Why does my job fail/die after running for a few hours/days?

Possibly your job has run out of walltime.  Every job has a walltime limit that is specified in the submission script or by the sbatch command or picked up from the relevant default value.  See next question regarding requesting increase to the walltime of a running job.

 


How can I increase the walltime of a running job?

If you submit a job and find that it may not finish within the requested walltime, then to avoid having the job terminated when it reaches its walltime limit, please contact the ARC support team with details of the job (Job ID and ARC system the job is running on) requesting that the job walltime be increased.  If you are able to estimate the additional walltime required this is helpful.

 


How can I get an email notification when a job begins/finishes?

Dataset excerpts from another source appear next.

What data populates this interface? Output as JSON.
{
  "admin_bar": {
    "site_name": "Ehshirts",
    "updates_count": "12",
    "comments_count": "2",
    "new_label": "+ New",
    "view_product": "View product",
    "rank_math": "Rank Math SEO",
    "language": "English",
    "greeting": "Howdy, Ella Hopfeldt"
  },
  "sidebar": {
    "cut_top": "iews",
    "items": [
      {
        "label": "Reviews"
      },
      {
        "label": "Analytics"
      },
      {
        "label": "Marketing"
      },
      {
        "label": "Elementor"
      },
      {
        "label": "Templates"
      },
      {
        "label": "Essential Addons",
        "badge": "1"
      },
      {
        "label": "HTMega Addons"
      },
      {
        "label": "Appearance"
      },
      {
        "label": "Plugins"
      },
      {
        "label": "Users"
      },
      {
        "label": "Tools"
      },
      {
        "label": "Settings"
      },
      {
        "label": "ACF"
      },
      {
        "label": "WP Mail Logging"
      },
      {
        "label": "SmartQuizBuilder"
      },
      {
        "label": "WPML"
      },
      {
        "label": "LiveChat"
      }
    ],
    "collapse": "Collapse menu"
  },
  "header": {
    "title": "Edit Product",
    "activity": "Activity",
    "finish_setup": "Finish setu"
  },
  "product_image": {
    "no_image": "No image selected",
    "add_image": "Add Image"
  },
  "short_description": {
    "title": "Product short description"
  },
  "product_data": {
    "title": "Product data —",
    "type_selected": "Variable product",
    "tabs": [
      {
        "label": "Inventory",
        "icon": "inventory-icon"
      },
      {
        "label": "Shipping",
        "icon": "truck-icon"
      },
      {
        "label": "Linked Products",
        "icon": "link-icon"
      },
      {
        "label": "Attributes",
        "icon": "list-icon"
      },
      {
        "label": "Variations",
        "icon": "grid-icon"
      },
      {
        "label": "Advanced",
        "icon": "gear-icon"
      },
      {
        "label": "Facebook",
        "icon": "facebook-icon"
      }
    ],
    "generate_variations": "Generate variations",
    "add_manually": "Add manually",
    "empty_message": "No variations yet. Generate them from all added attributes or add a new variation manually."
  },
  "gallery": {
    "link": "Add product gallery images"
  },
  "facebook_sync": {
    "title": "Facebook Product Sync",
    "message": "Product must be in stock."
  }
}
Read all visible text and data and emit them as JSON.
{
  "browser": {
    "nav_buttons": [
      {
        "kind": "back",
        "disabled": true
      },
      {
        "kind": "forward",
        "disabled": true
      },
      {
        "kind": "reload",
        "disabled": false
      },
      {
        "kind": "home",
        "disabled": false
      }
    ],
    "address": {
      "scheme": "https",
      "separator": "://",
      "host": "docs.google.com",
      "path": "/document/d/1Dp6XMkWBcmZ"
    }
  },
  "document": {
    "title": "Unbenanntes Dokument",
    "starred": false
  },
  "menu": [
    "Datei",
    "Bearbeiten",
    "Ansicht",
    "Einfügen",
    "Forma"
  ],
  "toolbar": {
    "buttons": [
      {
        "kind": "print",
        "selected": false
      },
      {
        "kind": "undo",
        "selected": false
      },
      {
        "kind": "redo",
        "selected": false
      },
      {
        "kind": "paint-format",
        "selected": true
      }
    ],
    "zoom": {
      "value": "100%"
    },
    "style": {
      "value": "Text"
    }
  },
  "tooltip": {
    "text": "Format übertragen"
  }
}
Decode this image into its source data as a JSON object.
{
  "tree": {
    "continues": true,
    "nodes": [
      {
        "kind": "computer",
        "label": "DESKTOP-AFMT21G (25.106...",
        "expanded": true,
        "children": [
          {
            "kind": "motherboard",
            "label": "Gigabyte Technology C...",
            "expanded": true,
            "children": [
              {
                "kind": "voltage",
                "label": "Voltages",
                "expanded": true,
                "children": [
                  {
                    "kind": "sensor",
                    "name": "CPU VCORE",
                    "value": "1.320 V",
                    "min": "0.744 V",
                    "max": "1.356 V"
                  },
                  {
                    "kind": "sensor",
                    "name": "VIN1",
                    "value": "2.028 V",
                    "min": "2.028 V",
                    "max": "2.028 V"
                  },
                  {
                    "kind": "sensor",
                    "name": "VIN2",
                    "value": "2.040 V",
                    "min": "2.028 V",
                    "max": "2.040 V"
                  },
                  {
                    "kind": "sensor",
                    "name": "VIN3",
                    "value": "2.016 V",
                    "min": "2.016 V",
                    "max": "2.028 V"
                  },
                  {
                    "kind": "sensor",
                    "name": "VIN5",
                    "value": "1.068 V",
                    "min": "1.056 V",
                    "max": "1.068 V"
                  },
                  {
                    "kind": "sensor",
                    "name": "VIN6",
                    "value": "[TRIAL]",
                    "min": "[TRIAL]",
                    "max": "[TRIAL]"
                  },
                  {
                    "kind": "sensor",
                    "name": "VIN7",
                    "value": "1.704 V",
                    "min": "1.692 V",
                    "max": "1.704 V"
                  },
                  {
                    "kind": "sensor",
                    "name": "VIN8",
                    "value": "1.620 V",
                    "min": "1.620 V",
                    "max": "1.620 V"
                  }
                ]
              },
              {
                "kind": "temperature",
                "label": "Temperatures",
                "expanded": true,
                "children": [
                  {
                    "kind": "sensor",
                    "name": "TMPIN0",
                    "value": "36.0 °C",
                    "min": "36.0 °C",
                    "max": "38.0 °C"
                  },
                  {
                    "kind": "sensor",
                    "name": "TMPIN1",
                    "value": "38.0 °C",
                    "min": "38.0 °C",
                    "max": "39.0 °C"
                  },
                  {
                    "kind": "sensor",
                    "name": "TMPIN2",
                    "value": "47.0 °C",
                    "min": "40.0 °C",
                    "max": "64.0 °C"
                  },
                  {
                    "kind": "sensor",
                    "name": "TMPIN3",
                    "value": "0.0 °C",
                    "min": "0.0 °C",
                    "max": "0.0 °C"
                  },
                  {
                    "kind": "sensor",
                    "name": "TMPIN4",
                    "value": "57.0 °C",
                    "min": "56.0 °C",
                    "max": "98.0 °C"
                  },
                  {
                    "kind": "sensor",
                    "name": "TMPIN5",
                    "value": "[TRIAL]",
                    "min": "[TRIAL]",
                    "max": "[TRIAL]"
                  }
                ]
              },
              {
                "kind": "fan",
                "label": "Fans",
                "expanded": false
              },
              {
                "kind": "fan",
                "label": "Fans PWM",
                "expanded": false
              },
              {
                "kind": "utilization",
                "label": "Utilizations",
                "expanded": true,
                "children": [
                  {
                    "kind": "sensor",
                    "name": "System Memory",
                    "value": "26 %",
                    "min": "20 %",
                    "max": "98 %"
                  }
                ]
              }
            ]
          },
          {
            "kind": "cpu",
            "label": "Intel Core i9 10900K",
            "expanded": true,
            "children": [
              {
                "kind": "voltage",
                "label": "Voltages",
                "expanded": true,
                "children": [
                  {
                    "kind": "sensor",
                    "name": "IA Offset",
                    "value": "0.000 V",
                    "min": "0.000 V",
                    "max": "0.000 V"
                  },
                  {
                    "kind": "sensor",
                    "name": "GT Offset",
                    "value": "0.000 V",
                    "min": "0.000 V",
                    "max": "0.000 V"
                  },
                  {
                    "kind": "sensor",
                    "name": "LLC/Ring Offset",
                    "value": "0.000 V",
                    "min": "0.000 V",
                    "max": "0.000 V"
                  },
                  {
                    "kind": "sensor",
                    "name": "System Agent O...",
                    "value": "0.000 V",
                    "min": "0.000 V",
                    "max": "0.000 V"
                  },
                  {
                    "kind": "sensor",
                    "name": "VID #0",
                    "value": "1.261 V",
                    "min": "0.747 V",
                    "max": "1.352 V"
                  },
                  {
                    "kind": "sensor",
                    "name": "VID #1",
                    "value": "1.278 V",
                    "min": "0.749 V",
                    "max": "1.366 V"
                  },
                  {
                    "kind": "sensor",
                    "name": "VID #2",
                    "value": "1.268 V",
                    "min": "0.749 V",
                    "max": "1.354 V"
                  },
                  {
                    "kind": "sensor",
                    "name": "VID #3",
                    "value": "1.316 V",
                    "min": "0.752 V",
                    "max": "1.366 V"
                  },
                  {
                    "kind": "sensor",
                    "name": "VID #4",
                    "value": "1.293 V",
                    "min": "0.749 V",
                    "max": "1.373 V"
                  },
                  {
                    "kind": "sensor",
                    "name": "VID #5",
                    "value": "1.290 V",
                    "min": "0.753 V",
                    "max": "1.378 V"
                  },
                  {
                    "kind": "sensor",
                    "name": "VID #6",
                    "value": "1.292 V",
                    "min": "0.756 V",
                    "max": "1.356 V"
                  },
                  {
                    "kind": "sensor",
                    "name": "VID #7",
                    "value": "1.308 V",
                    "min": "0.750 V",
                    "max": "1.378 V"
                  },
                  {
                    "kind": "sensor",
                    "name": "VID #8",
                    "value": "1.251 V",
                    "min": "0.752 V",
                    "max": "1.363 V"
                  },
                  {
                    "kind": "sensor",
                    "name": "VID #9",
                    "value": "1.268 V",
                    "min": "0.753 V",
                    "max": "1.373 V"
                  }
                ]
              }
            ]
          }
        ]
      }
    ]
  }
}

Include the "--mail-type" and "--mail-user" options in the job submission script.  These can be specified at the beginning of the job submission script as a line of the form:

#SBATCH --mail-type=BEGIN,END 
#SBATCH --mail-user=email.address@unit.ox.ac.uk

or included on the sbath command line as:

sbatch --mail-type=BEGIN,END --mail-user=email.address@unit.ox.ac.uk submit.sh

More details about sbatch options can be found in the sbatch man page (man sbatch)

 


How can I check the availability of free compute nodes?

Use the command sinfo.